To use open_dataset()
we need a path to the folder holding the files. This is built with space$path()
. The structure is "bucket_name/folder_name"
. For security, even the bucket and folder names are stored in environment variables. For this example, the real values have been substituted with "bucket_name"
and "folder_name"
.
files_path <- space$path(glue::glue("{Sys.getenv('DO_SPACE')}/{Sys.getenv('DO_FOLDER')}"))
files_path
## SubTreeFileSystem: s3://bucket_name/folder_name/
Now we can call open_dataset()
to get access to all the files in that folder.

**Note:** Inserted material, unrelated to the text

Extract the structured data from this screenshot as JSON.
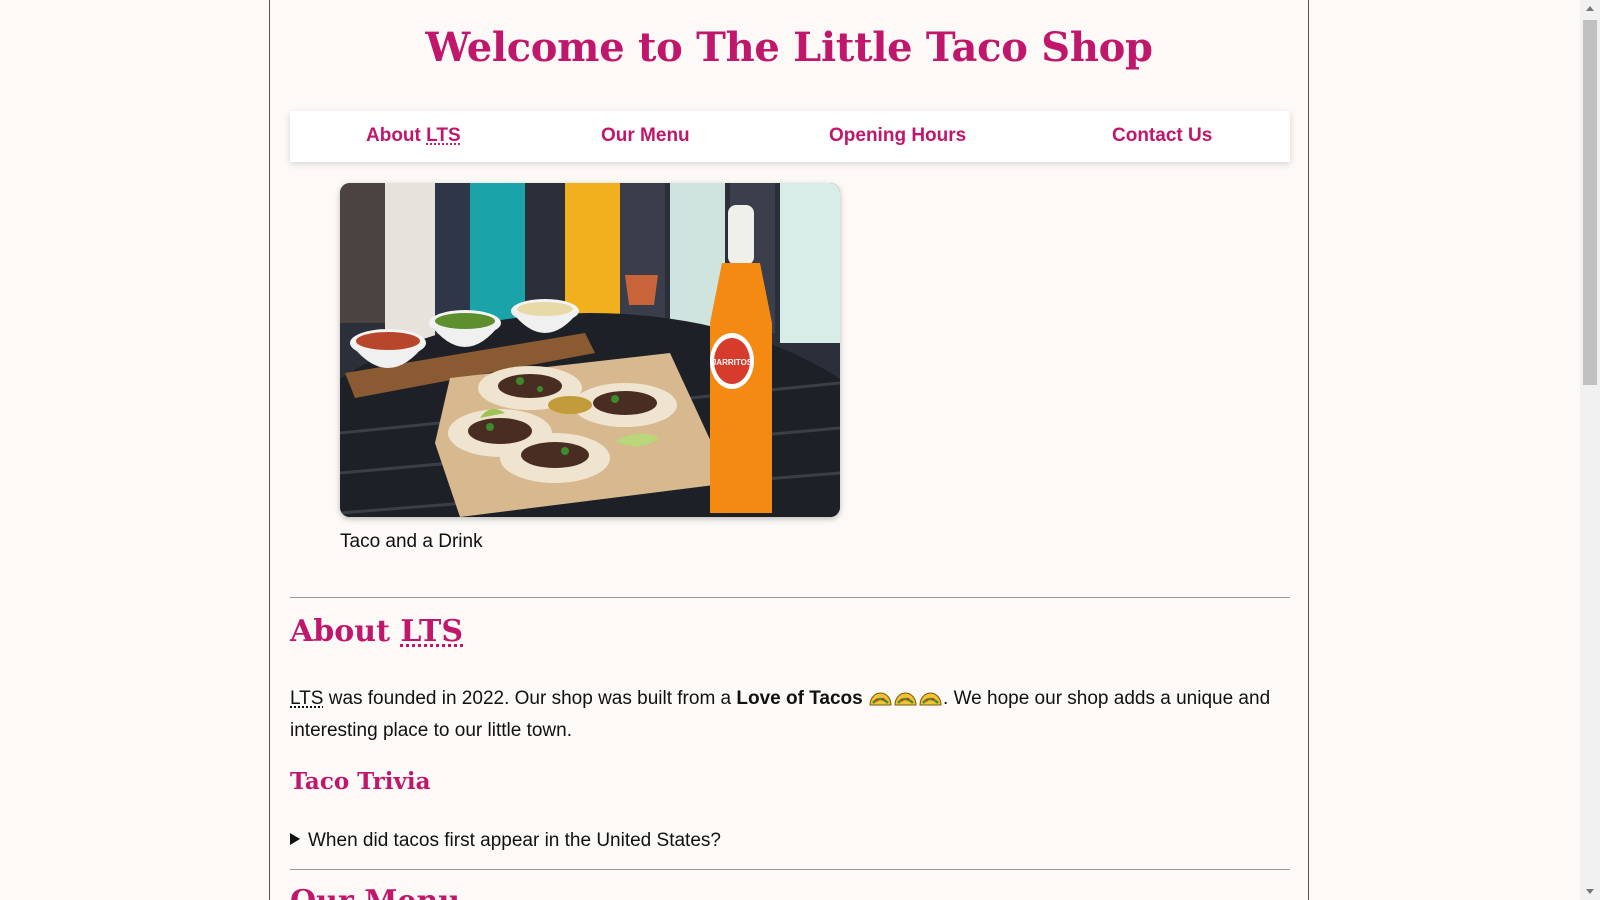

We need to specify format="csv"
to let the function know the files are CSVs as opposed to parquet or other formats.
files_path <- space$path(glue::glue("{Sys.getenv('DO_SPACE')}/{Sys.getenv('DO_FOLDER')}"))
temps_dataset <- arrow::open_dataset(files_path, format='csv')
## FileSystemDataset with 66 csv files
## Name: string
## Sensor: string
## date: date32[day]
## time: string
## temperature: double
## occupancy: int64
## Thermostat: int64
## zoneAveTemp: double
## HVACmode: string
## fan: int64
## outdoorTemp: double
## outdoorHumidity: int64
## sky: int64
## wind: int64
## zoneClimate: string
## zoneCoolTemp: double
## zoneHeatTemp: double
## zoneHVACmode: string
## zoneOccupancy: int64
Printing out the temps_dataset
object shows the column names along with the type of data stored in each column. {arrow}
is pretty great and lets us do column selection and row filtering on the data sitting in files which opens up a whole world of data analysis on data too large to fit in memory. We are simply going to select columns of interest and collect all the data into one data.frame
(actually a tibble
). Notice we call select()
before collect()
because this reduces the number of columns being transmitted over the network.
library(dplyr)
temps_raw %>% head()
## # A tibble: 6 x 16
## Name Sensor date time temperature fan zoneAveTemp HVACmode
## <chr> <chr> <date> <chr> <dbl> <int> <dbl> <chr>
## 1 Upst… Bedro… 2021-01-01 00:0… 67.8 300 70 heat
## 2 Upst… Bedro… 2021-01-01 00:0… 72.4 300 70 heat
## 3 Upst… Offic… 2021-01-01 00:0… NA 300 70 heat
## 4 Upst… Upsta… 2021-01-01 00:0… 63.1 300 70 heat
## 5 Upst… Offic… 2021-01-01 00:0… NA 300 70 heat
## 6 Upst… Offic… 2021-01-01 00:0… NA 300 70 heat
## # … with 8 more variables: outdoorTemp <dbl>, outdoorHumidity <int>, sky <int>,
## # wind <int>, zoneClimate <chr>, zoneHeatTemp <dbl>, zoneCoolTemp <dbl>,
## # zoneHVACmode <chr>
Preparing the Data
The data are in need of some minor attention. First, the time
column is read in as a character
instead of time. This is a known issue, so instead we combine it with the date
column using tidyr::unite()
then convert this combination into a datetime
(or timestamp) with lubridate::as_datetime()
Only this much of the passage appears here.